Perhaps the best movies to study are the ones that were initially failures at the box office. Critics hated “The Wizard of Oz” when it first appeared. Yet if you study the story structure, you can see it’s no different from today’s movies. Dorothy starts out with a problem (she wants to save Toto) and comes up with a solution (run away from home). Then she gets transported into the magical land of Oz and now her new problem is finding her way back home, which she was in the process of doing anyway until the tornado took her away.

So from start to finish, Dorothy changes. Initially she wanted to run away from home to save Toto, but near the end she realizes there’s no place like home. The entire story is about Dorothy trying to achieve that single goal of getting back home again.

Now study a recent movie like “The Martian.” The hero is an astronaut stranded on Mars and his goal is to stay alive and eventually get back to Earth. Everything he does is focused on staying alive and finding a way to get home again. First, he’s focused on survival by planting potato crops and living in the base. Second, he’s focused on communicating with Earth. Third, he’s focused on getting to a simple rocket so he can launch himself into orbit and get picked up by his passing spaceship.

Every goal is geared towards helping him achieve is initial goal, which is to get back home. Every obstacle threatens to stop him from his potato crops dying to having to jury-rig his equipment to keep him alive as he makes the journey to the rocket on the surface of Mars that’s far away from his base.
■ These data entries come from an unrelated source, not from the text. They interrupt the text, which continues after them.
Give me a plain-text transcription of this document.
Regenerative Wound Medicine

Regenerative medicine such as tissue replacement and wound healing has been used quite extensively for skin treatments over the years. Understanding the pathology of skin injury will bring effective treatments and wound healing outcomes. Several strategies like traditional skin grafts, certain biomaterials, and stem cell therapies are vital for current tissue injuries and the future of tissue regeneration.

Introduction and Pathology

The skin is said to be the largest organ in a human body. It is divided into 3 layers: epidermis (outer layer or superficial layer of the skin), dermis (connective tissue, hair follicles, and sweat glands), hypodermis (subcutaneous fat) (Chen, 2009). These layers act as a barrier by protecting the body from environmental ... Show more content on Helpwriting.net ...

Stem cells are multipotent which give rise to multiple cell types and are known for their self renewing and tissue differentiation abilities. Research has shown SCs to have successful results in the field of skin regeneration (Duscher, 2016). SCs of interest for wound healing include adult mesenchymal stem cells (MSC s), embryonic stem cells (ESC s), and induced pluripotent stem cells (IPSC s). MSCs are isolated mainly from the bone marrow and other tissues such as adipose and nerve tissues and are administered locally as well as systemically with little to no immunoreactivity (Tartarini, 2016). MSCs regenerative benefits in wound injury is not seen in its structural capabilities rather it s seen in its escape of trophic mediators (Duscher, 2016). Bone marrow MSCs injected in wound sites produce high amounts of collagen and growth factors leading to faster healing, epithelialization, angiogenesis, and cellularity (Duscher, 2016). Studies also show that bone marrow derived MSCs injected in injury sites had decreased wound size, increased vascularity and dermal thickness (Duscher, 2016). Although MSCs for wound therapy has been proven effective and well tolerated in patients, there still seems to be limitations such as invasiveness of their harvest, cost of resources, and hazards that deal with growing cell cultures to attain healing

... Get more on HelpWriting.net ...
Where most screenwriters go wrong is when they focus on the exciting elements of a story and forget the underlying story itself. “The Finest Hours” was about the most daring Coast Guard rescue in history. Beyond the actual exciting events of a ship breaking up and floating away while the men wait for it to sink and think they’re doomed, “The Finest Hours” neglects to focus on a problem beyond the physical.

The main problem is that the Coast Guard needs to rescue some men before their crippled ship sinks, but where’s the emotional problem? Because the story is solely about the physical events, there’s little sense of emotional satisfaction. In all great movies, the villain must somehow provide a path for the hero to achieve his or her goal.

Initially the hero wants to get a girl and he does. Then he volunteers to search for the sinking ship. How does rescuing men off a sinking ship help the hero reach his goal of getting the woman he wants?

In “Die Hard,” the terrorists force the hero to fight to rescue his wife, and that makes him realize what a jerk he’s been in the past. So when he finally rescues his wife in the end, we feel emotionally satisfied that he’s probably not going to be a jerk again any more. Without the terrorists, the hero would never have learned this lesson and would not have likely gotten back with his wife.

In “The Wizard of Oz,” the wicked witch forces Dorothy to become resourceful and protect her friends. That’s when she realizes that what’s really important to her are her friends back home.

In “It’s a Wonderful Life,” the mean banker keeps trying to take over the town so when the hero finally gets to see what type of town the villain would create, he learns his value in stopping the villain and how he’s truly rich with the friends he has.

Old movies become classics because their story structure works. By studying the underlying structure of the best movies from the past, you can get a better understanding for how to create the right structure for your own stories. By watching old movies, you can see that telling a story as a movie hasn’t really changed all that much despite today’s heavy use of computer-generated graphics and special effects. Ultimately, you still must tell an engaging story that no amount of special effects can ever replace.